Thursday, February 9, 2012

BFly's Black Herstory Month: 'Sugar, Sugar'

 
What is SUGAR?  Well, it depends on who you ask and in what content it is used.
  1. SUGAR (as described by Wikipedia) ‘is a class of edible crystalline carbohydrates, mainly sucrose, lactose, and fructose,[1] characterized by a sweet flavor.’ 
  2. SUGAR is another word for kiss.  (example, ‘C’mere baby, give Grandma some sugar.’)
  3. SUGAR is used as a name/nickname.
  4. SUGAR is a word often used by African Americans to describe the deadly disease, Diabetes.
According to the African American Community Health Advisory Committee, diabetes is the fourth-leading cause of death by disease among African-Americans and is the leading cause of blindness, kidney failure and amputation. While diabetes affects nearly 3 million African- Americans — half of those with the disease don't know it. Diabetes is a disease in which the body does not produce or properly use insulin, a hormone that is needed to convert sugar, starches and other food into energy needed for daily life. Contrary to popular belief, diabetes is NOT caused by eating sweets or the wrong kinds of food. The exact cause of diabetes is unknown but, increasing age, genetics and environmental factors such as obesity and lack of exercise appear to play roles.  Diabetes is a killing disease but it may be controlled, according to James R. Gavin III, MD, chair of the American Diabetes Association's African-American Program. "By keeping fit, eating right and getting regular exercise, we can decrease our risk for diabetes quite substantially," he said. "This is a disease about which we can do a great deal, but only when those affected are informed and empowered to take the kind of control of this disease that is now possible.”
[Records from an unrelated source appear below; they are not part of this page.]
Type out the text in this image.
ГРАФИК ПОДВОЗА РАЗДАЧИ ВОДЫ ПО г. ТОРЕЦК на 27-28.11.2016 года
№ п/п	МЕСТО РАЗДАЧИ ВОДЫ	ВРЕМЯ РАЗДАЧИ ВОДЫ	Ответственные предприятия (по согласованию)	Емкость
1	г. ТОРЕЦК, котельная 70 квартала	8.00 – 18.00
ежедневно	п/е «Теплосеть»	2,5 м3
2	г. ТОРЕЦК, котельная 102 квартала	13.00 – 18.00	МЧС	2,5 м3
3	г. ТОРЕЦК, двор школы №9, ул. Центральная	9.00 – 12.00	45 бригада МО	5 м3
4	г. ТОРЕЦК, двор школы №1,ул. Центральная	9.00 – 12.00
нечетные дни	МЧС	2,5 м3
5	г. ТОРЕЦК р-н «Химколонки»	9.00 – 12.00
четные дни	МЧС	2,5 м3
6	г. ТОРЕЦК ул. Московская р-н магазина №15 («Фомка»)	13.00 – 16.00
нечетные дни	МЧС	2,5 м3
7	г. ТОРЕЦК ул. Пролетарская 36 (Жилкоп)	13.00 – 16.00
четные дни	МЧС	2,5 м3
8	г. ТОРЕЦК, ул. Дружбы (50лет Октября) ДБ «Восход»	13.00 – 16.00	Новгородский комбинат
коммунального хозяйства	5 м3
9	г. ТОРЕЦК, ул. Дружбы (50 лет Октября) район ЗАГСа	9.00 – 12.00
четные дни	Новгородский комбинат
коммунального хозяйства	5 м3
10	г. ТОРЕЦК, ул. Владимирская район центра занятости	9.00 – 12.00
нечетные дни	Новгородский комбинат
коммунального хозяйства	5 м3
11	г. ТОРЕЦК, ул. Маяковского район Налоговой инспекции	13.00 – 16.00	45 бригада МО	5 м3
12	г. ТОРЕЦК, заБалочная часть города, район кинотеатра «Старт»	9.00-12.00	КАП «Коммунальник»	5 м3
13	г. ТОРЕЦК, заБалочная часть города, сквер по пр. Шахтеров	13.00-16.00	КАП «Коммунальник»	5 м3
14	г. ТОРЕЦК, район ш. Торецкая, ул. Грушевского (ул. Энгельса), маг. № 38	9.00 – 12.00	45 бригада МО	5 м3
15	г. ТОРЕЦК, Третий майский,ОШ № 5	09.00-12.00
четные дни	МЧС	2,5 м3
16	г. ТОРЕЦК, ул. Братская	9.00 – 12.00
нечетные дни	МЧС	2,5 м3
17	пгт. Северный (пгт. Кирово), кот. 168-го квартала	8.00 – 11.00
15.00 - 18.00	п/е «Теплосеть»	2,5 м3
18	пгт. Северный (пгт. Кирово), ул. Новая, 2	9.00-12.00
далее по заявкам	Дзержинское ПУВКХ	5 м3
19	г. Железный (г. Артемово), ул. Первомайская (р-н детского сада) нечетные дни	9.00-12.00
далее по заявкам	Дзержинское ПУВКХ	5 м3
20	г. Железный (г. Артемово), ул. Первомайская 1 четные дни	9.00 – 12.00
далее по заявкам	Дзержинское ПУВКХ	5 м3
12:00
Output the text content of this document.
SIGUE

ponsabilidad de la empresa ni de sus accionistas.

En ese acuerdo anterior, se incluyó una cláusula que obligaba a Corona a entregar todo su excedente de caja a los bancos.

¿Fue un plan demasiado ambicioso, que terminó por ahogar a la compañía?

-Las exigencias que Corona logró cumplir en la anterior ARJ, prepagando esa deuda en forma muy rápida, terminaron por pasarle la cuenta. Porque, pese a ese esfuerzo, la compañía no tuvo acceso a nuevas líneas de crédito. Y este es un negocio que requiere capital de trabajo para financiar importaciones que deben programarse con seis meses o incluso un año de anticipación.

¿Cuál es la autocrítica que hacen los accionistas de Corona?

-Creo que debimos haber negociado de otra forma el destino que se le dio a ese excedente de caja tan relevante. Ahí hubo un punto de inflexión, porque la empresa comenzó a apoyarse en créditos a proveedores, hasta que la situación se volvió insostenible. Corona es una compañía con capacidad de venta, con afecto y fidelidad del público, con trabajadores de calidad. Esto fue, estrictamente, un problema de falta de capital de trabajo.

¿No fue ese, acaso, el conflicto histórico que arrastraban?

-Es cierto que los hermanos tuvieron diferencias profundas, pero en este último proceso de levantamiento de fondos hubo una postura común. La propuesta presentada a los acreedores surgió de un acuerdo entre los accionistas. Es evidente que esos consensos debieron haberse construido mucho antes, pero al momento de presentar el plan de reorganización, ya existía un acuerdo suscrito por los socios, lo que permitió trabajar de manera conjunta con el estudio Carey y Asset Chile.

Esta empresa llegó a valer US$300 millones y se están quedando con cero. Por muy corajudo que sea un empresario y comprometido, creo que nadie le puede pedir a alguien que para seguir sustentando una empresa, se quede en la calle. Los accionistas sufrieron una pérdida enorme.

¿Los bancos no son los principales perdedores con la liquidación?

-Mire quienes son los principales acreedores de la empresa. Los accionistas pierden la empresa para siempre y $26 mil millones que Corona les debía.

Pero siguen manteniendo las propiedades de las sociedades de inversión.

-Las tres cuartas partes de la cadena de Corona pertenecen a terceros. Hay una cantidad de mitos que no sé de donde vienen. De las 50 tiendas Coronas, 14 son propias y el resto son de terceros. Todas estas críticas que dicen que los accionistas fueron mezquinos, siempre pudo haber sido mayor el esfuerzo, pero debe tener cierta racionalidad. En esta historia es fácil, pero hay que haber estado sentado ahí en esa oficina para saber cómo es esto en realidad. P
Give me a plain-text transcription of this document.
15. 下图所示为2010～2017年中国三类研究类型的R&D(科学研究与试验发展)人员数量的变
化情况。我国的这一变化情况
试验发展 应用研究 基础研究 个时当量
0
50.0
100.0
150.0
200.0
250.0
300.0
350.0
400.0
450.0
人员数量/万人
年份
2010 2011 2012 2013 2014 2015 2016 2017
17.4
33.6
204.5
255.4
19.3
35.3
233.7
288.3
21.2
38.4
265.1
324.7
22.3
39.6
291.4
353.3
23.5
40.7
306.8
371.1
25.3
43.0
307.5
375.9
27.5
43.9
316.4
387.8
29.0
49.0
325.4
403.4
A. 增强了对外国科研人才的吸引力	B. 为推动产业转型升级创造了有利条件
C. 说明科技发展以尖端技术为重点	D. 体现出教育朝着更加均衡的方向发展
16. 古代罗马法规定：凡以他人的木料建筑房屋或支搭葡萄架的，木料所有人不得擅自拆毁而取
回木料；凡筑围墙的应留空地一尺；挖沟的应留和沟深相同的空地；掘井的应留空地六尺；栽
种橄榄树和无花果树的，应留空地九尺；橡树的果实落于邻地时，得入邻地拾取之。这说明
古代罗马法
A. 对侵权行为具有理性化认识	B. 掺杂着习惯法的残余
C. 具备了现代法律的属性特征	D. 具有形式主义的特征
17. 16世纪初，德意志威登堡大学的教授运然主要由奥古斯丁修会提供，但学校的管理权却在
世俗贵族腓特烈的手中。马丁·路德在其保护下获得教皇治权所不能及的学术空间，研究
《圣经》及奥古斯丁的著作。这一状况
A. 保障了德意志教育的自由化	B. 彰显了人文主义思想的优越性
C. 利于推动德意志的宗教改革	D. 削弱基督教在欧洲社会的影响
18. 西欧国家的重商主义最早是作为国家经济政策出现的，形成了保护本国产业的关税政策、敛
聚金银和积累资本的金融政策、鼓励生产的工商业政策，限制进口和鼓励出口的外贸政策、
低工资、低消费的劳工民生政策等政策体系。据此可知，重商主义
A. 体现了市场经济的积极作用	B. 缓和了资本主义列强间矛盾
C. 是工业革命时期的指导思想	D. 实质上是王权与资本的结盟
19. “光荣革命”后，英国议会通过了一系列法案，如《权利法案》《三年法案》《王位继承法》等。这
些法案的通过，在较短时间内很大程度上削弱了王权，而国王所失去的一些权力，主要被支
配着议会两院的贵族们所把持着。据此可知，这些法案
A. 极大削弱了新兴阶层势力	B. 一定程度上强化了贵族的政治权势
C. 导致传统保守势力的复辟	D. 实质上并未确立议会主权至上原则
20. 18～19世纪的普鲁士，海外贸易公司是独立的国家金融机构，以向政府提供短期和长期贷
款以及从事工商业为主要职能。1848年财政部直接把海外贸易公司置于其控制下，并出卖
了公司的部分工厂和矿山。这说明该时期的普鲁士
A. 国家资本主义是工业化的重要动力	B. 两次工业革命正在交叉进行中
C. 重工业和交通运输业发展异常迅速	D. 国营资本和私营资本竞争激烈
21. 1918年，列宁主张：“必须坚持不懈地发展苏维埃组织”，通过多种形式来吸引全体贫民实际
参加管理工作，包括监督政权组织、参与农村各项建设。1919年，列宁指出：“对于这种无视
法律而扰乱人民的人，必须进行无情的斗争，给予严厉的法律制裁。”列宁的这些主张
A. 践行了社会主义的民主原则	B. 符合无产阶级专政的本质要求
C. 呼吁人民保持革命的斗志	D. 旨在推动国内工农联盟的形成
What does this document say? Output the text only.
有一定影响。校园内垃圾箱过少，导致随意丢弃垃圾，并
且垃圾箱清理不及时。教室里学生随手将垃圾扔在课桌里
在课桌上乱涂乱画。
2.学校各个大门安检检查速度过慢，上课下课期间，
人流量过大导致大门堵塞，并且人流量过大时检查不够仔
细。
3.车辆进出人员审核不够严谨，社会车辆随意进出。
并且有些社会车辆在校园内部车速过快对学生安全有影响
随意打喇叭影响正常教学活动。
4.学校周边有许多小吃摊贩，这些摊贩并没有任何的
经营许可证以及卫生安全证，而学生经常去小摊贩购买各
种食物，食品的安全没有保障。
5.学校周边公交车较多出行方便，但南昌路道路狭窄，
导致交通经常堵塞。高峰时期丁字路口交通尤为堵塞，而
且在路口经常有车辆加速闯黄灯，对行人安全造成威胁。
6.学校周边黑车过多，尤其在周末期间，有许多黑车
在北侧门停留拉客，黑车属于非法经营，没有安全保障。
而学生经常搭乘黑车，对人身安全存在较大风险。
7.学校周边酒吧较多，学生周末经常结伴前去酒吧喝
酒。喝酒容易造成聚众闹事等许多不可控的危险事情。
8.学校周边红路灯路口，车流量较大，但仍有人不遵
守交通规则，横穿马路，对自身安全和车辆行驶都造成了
On December 6, 2010, I was diagnosed with diabetes; that was a serious reality check.  I mean, of course I knew beforehand that my health was at risk due to my weight, poor eating habits & physical inactivity. I knew something was wrong within my body because I felt it. I was also aware of some of the symptoms for diabetes (which include: Frequent urination, Unusual thirst, Extreme hunger, Unusual weight loss. Extreme fatigue, Irritability, Frequent infections, Blurred vision, Cuts/bruises that are slow to heal, Tingling/numbness in the hands/feet, and Recurring skin, gum, or bladder infections) and had been feeling a few of them. Still, when the words were spoken, I felt like I had been slapped in the face. ‘Ms. Tarver, your blood work shows that you have diabetes.’ Tears immediately stung my eyes. I shook my head in disbelief; not at the diagnosis but at myself for letting my health go to that degree.  Also, it hurt to get that kind of news on my damn birthday. What a way to start off my new year. ‘I knew it, I knew it,’ I said.  I told my doctor how I had been feeling ‘off’ lately and that I suspected my health was at risk.  ‘Yes,’ she said, ‘so I need you to get more blood work done and you really need to focus on losing weight and eating for your health. In the meantime, I am going to prescribe a medication to help you get your blood glucose levels under control.’ Wow,  I thought to myself, not only is my health compromised but I have to be on a daily medication? How the hell did I get here?! I was in a state of shock when I left the doctor’s office. I knew diabetes was a serious condition and I had to find a way get it under control…..or else.
As with a lot of African American families, diabetes is a part of my genetic history.  My paternal grandparents, my father and some of his siblings live with (or died from) from it and now, I have it. I decided, right then and there, to stop playing with my health and taking my life for granted. I researched more information about diabetes and discovered that it could affect the body in ways I wouldn’t have imagined. When glucose builds up in the blood instead of going into cells, it can lead to diabetes complications, such as hearing loss, dental problems, eye, foot and skin complications, high blood pressure and mental health issues (just to name a few). Upon learning this, other things that I had been feeling within my body began to make sense. I had to face some harsh realities; but, sadly, it didnt serve as the thing to push me towards a permanent lifestyle change. Its been over a year since my diagnosis and my health is pretty much in the same state, if not worse. I know and have heard about many people who have lost body parts, bodily functions and their lives due to non-treatment of their diabetes. Unfortunately, so many people choose to ignore the signs or medical advice. They neglect to take their medications, opt to continue eating poorly and they never make the time or effort to exercise. This is particularly sad because, although diabetes can be deadly, it can also be treated effectively and be reversed. By eating more healthy foods, exercising for at least 30 minutes per day and losing weight (sometimes just 10-15 lbs can do the trick), one can actually rid their body of the disease. So why havent I done that for myself thus far?  Hmmmmmmmmmm……….good question.